Kidney Donor Gives The Greatest Gift Of All— Friendship

By Mia Young

INDIANAPOLIS, IN —  After an arduous search for a compatible donor, hometown hero Fred Miller was able to find a generous donor who could give him the greatest gift of all: friendship. 

Miller was recently diagnosed with polycystic kidney disease, but has remained hopeful. “I just knew that there was the perfect someone out there who could give me what I needed. We posted fliers, social media posts, we even made a billboard. And finally, all our hard work paid off.” 

After a slew of prank calls and mismatched blood types, the Miller household was contacted by Kenneth Craig with an offer they couldn’t refuse. “I saw his face on a billboard near my work and I knew I had to give him a call. He just seemed like a really great guy. Plus, when I found out we had the same blood type, I knew we would definitely get along.” 

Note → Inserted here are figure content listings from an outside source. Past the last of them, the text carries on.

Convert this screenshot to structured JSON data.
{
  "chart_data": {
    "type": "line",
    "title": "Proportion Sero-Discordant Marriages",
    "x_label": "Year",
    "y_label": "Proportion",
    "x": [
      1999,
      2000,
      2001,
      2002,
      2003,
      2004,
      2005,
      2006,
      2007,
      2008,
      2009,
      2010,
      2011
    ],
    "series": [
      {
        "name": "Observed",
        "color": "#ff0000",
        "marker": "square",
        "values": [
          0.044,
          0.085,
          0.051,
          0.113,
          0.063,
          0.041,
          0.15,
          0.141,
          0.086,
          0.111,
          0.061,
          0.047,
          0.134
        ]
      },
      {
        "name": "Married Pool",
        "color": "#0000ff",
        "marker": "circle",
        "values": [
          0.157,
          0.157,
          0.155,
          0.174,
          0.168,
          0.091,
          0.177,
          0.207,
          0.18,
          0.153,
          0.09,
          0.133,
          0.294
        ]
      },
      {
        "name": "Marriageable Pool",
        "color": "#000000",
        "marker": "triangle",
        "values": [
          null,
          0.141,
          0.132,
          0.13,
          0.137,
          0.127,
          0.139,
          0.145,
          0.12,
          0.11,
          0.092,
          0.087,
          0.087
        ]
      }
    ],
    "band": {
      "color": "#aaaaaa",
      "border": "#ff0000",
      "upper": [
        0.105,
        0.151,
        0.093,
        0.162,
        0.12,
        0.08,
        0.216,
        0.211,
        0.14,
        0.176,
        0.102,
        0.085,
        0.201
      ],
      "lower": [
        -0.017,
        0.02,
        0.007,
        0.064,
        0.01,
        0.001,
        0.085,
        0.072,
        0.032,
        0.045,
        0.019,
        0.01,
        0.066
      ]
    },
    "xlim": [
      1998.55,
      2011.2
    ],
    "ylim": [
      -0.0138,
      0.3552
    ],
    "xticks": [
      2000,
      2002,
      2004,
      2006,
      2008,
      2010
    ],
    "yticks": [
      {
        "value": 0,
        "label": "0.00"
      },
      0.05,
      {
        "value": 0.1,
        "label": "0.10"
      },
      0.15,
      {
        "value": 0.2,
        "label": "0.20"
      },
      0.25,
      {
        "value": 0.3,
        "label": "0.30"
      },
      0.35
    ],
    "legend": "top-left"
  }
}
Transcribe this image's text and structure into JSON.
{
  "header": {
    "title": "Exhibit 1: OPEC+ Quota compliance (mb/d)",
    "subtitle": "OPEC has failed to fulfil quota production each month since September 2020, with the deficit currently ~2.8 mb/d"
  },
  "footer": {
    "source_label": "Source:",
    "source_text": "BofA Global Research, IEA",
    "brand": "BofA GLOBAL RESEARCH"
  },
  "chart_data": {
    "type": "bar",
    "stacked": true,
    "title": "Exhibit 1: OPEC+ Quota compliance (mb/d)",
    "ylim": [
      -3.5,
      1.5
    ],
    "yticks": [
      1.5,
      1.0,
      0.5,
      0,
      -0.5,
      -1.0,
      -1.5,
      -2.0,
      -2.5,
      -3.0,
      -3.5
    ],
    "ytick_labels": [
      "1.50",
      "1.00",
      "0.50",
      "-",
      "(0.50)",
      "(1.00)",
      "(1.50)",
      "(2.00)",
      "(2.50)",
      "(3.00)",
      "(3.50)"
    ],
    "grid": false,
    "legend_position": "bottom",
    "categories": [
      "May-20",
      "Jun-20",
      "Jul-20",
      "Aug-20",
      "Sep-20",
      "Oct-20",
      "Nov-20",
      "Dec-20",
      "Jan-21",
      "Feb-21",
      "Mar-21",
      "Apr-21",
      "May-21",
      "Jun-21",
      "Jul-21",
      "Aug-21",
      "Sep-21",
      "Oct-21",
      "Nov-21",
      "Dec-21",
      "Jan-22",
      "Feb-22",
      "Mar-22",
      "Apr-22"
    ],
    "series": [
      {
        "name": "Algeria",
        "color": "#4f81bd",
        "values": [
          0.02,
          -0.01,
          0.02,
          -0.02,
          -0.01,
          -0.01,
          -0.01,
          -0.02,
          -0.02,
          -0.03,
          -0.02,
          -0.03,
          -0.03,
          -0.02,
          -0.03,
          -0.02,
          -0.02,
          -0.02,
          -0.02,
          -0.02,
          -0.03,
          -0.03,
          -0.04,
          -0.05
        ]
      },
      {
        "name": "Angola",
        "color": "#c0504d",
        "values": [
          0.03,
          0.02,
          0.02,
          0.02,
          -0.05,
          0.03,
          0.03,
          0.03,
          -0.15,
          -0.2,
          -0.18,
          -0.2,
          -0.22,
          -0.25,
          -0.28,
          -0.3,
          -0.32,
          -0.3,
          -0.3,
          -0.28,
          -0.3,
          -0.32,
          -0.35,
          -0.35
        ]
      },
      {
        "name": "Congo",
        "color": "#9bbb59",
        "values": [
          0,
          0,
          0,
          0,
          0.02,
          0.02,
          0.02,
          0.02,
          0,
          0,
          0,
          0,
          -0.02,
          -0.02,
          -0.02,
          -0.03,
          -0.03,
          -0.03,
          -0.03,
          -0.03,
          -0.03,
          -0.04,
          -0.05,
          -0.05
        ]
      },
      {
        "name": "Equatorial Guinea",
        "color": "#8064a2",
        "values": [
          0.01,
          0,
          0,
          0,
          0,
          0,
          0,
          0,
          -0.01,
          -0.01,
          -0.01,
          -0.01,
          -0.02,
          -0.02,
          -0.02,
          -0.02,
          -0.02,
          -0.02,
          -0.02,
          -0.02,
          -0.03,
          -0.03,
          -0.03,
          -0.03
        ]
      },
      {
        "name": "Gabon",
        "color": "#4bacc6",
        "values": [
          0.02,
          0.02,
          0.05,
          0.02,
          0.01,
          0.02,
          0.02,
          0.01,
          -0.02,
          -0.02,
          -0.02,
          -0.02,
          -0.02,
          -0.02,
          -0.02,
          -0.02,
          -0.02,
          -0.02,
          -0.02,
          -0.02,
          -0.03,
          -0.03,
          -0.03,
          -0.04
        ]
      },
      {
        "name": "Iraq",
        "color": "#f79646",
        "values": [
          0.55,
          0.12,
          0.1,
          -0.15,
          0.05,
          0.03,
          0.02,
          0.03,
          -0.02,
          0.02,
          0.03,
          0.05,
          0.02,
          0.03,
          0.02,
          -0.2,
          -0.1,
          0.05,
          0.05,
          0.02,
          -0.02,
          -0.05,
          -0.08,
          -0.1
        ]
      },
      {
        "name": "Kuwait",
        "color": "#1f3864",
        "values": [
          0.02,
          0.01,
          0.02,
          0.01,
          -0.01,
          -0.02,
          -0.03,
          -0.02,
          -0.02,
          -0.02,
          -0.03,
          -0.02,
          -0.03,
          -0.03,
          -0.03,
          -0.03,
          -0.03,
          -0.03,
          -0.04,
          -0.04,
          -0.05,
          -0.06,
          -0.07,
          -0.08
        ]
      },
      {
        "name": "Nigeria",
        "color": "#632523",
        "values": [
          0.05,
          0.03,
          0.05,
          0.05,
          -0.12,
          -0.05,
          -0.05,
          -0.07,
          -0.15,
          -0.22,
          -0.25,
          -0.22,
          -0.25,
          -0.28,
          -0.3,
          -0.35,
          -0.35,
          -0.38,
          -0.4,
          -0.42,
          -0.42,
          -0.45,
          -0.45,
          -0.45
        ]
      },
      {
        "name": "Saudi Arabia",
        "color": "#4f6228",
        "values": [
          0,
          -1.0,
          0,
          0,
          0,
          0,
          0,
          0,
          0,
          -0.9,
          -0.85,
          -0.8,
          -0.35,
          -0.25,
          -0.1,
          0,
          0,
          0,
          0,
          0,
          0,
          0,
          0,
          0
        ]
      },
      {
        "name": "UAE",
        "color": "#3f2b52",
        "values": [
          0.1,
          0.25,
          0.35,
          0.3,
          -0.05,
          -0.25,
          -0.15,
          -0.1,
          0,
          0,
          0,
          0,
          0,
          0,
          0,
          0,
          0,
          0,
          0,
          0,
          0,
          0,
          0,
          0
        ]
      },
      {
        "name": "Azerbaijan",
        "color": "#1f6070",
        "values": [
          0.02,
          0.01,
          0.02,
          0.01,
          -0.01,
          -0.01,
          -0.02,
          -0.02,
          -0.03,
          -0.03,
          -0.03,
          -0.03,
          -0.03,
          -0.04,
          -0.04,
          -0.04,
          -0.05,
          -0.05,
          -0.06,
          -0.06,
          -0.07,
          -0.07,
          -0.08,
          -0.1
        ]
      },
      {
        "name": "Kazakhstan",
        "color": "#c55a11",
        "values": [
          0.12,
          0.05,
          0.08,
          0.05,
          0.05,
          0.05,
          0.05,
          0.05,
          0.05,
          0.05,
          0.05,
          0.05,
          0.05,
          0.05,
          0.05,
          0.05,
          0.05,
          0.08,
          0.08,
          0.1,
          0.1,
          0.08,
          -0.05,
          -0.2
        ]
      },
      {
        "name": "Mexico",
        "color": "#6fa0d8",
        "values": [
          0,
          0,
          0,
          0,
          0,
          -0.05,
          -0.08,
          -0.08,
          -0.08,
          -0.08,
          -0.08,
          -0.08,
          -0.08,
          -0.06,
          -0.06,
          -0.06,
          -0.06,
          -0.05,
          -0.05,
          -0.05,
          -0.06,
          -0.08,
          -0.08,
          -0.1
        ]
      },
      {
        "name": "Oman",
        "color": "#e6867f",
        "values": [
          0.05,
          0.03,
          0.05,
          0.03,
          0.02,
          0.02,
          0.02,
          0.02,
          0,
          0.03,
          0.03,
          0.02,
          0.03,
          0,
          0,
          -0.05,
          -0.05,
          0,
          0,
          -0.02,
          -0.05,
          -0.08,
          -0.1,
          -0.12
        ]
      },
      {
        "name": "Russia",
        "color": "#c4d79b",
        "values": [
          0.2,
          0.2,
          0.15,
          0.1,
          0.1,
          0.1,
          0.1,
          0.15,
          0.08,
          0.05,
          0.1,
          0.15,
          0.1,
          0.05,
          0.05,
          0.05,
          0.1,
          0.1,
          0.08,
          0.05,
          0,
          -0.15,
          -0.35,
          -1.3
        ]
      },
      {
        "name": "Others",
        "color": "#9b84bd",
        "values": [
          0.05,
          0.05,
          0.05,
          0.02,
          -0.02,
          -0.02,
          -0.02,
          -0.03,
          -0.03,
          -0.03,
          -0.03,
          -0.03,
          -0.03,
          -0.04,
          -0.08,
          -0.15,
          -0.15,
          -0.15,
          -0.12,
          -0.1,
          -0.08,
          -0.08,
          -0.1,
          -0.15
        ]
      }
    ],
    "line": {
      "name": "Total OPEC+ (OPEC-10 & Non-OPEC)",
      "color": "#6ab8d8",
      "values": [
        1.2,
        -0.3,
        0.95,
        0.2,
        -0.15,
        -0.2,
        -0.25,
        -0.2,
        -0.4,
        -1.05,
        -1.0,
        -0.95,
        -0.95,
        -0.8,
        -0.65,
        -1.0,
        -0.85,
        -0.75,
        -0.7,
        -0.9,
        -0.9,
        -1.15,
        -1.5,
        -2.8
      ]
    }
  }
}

The pair met up for beers at Craig’s insistence, although Miller of course can’t drink beer. “We connected right away,” explained Miller, “I was just so glad at that point that someone had tested compatible, even if I did have to pay for his 3 beers.” 

But complications arose when Miller tried to schedule the surgery.“Wait, you want my kidney?” Craig exclaimed in disbelief, “I thought this was just a platonic thing!” Miller was distraught, believing he had just lost his last chance at a new kidney. “It’s back to Craigslist I suppose…”

Craig, however, was shocked by the imposition.“I was ready to give him the greatest gift of all, friendship! And all he wanted was my kidney! How can he be so selfish?!”

Marsha, Fred’s wife, expressed her own disappointment.  “I should’ve known when he said over the phone that he was willing to offer ‘a priceless treasure’ and asked Fred what his favorite Buffalo Wild Wings sauce is. We tried to ask if he had an allergy to any medications and he just kept saying ‘the only thing I’m allergic to is buzzkills.’ I’m just not sure what we can do at this point,” she said, breaking into tears. 

Craig reportedly stopped returning Miller’s calls, claiming he was ‘a total square,’and Fred has since passed away from kidney failure.